Herminia Palacio, deputy mayor of health and human services, said the city needed to be judicious in reviewing recommendations from other agencies based on individual cases to draw broad conclusions about the failures of A.C.S.
“In fact, one can do harm by making those extrapolations inappropriately and laying out reforms that may theoretically fix one thing but break several others,” she said.
About 55,000 reports of neglect or abuse are investigated annually by the agency, and in the 2016 fiscal year, about 46,000 children received services through the agency.
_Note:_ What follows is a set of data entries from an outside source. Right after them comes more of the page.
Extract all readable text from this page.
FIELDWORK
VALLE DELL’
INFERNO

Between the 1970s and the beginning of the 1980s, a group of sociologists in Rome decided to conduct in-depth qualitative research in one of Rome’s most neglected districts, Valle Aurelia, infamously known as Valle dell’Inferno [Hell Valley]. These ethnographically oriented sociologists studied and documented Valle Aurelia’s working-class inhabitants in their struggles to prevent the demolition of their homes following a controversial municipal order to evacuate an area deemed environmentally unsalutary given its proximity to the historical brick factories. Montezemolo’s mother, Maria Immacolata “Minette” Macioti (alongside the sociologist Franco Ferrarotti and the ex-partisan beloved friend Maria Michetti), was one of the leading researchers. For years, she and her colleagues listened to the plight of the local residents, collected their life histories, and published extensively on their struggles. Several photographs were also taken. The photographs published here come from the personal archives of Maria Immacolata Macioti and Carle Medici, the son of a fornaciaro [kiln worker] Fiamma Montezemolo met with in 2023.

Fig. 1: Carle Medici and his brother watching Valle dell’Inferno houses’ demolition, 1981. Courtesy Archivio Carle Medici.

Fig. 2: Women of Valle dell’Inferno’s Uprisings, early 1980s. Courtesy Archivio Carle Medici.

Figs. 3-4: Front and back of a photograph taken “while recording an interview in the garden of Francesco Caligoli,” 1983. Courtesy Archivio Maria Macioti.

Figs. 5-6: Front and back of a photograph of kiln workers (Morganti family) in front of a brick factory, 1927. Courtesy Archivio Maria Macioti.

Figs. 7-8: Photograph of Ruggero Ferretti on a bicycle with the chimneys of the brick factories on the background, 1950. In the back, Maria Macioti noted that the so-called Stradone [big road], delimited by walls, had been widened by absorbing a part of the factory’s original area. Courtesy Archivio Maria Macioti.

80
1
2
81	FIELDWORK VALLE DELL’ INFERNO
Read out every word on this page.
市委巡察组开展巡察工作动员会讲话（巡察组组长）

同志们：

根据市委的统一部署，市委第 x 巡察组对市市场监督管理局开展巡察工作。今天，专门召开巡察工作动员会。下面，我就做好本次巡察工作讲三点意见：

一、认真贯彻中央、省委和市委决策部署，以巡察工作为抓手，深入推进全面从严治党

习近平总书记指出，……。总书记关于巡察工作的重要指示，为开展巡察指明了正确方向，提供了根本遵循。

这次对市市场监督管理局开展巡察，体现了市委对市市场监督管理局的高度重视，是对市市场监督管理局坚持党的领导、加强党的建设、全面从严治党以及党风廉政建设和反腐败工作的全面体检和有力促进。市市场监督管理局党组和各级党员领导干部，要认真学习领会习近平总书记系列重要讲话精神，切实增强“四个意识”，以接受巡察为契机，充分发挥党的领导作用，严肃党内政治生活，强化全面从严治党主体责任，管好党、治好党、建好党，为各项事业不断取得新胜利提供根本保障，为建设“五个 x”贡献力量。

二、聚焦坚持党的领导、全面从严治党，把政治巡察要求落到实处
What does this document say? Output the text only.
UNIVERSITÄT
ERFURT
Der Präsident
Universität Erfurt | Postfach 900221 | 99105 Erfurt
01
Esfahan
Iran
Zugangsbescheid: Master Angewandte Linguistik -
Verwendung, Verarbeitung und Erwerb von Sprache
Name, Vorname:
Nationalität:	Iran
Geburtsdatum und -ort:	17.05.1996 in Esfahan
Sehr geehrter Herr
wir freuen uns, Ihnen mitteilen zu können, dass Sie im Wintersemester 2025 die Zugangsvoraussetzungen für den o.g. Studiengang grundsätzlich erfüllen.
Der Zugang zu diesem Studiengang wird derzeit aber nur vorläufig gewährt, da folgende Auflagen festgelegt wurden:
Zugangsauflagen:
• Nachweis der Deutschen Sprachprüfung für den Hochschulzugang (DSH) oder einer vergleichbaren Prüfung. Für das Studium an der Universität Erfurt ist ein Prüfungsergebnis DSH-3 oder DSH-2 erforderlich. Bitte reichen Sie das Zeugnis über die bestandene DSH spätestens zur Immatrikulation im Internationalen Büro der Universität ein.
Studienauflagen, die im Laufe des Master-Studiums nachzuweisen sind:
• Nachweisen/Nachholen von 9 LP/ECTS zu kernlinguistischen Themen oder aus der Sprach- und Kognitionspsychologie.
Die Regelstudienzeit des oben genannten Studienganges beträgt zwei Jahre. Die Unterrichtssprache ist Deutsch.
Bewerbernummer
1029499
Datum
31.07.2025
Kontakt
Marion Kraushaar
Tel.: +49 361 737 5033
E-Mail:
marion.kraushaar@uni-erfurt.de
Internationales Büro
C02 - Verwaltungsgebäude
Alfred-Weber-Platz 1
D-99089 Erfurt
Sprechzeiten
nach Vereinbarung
Mr. Hansell said one of his first tasks would be to conduct his own “top-to-bottom review of A.C.S.’s protective and preventive functions to strengthen what’s working and to change what isn’t.” The review will include looking at ways to improve ChildStat, and he said he planned to attend a session of the Police Department’s CompStat program, which ChildStat uses as a model.
Mr. Hansell said the mayor had asked him what motivated him to take on such a challenging job. “I answered him with my own question: ‘Where is there a more important place to serve the most vulnerable individuals?’” Mr. Hansell said.
Mr. Hansell began his career as an activist, working for the Gay Men’s Health Crisis in the 1980s and 1990s. He later moved into government, including as a commissioner of the state Office of Temporary and Disability Assistance and as a chief of staff in the city’s Human Resources Administration. He served as acting assistant secretary in the federal Administration for Children and Families before going to KPMG.
Mr. Hansell pointed to his work with the Gay Men’s Health Crisis as the inspiration for his decision to work in child welfare at such a difficult time, recalling how hundreds of New Yorkers, mostly young and many of them black or Hispanic, were dying of AIDS. He said he saw what happened when government took a “callous attitude” and the good that came when a government cared.
“My job will be to build on what A.C.S. is doing well, to fix what isn’t working and to move mountains to support the work of the agency’s 6,000 committed and courageous staff,” he said.“My job will be to build on what A.C.S. is doing well, to fix what isn’t working and to move mountains to support the work of the agency’s 6,000 committed and courageous staff,” he said.
Hal Moskowitz, who worked with Mr. Hansell at the Gay Men’s Health Crisis, said his former colleague had never backed down from a challenge.
“When he sees something, he goes for it,” Mr. Moskowitz said. “But he doesn’t just go for it willy-nilly; he does his research.”